The second duel was harder.
The opponent was cautious this time, clearly having watched Caelum's rise. They tested range, attempted to force excess casting, tried to overwhelm with volume rather than finesse.
It didn't work.
The student adapted. An earth wall redirected pressure instead of blocking it outright. A burst of haste closed distance unexpectedly. A stun landed not at the peak of the exchange, but during the transition—when attention slipped for just a fraction of a second.
Victory.
The murmurs began then.
By the third match, people were no longer chatting idly in the stands.
By the fourth, professors leaned forward in their seats.
Each duel followed a different rhythm, a different approach, but the pattern was unmistakable. My students did not fight harder than their opponents. They fought cleaner. They conserved. They repositioned. They waited. And when they struck, it was never wasted.
Rank seventy fell.
Then fifty.
Then forty.
With each victory, the arena grew quieter—not from lack of excitement, but from something far more unsettling.
Disbelief.
These weren't flukes.These weren't lucky counters.These weren't exhausted ranked students being ambushed by reckless challengers.
This was methodical.
Intentional.
By the time the last of my students stepped into the arena, the noise had almost completely died away. Hundreds of eyes followed every movement, every breath, every spell activation. The ranking board shimmered again and again, names rearranging themselves in a way no one had anticipated when the day began.
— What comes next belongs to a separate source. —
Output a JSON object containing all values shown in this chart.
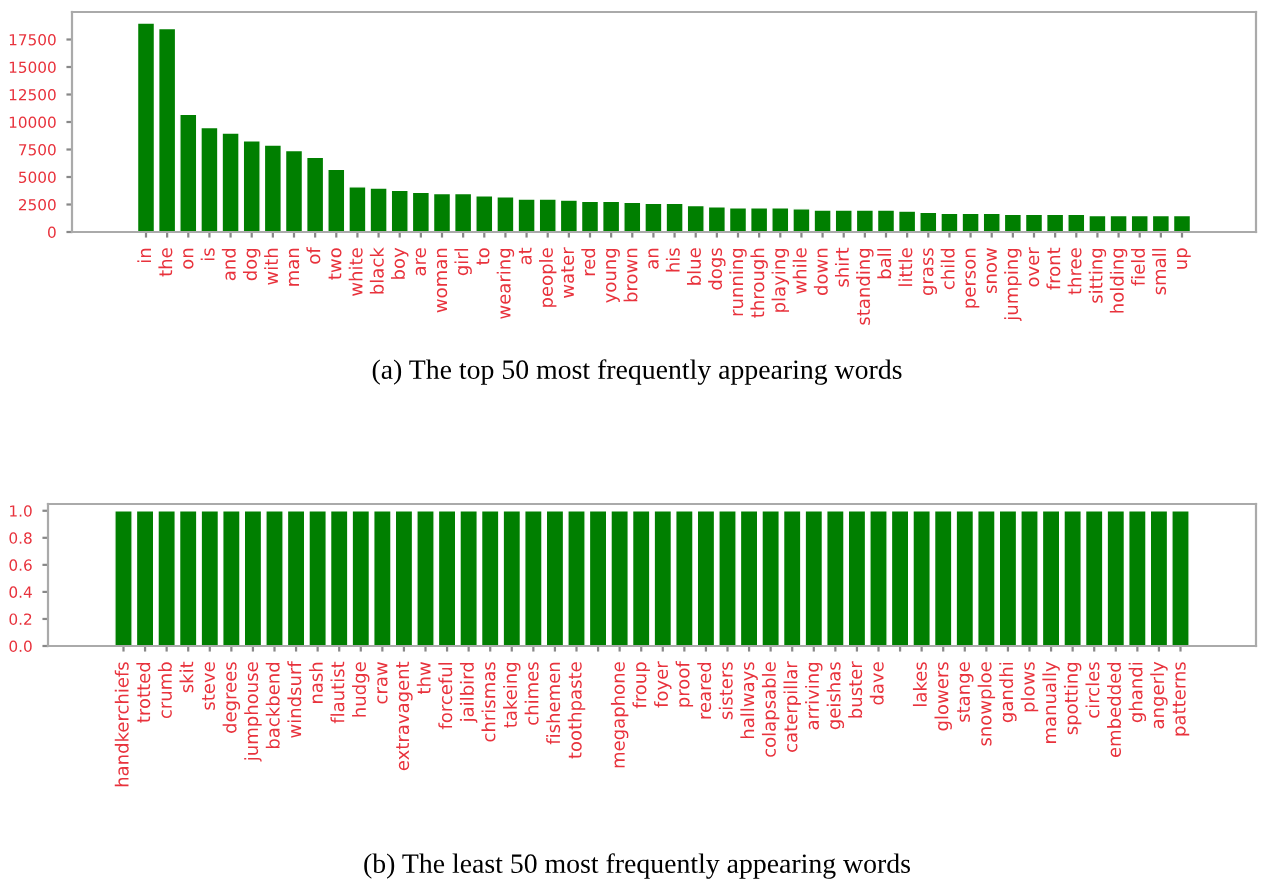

When the final duel ended and the referee announced the result, there was no immediate cheer.
Just silence.
Five students.
Five challengers.
All within the top thirty.
The arena felt… numb.
Not stunned in the explosive way of surprise, but hollowed out by the realization that something fundamental had shifted. Conversations restarted slowly, cautiously, as if people were afraid to say the wrong thing and have reality contradict them again.
I glanced toward the professor's section.
The Headmaster had not spoken for several minutes. His expression was no longer one of curiosity or guarded approval, but quiet recalibration—an administrator watching the foundations of an institution subtly rearrange themselves.
Beside him, Ryan sat rigid, his earlier disdain replaced by something far less comfortable. His students still held high ranks—but for the first time, those ranks felt fragile.
Below us, my students regrouped.
No cheering. No shouting. Just controlled breathing, steady postures, and eyes that no longer avoided the crowd.
They weren't celebrating.
They were processing.
And as the arena slowly recovered from the shock—voices rising again, questions forming, assumptions quietly dying—I knew this much was certain:
The academy would never be able to look at "low mana" the same way again.
Not after today.
Not after proof had stood, five times over, where excuses used to be.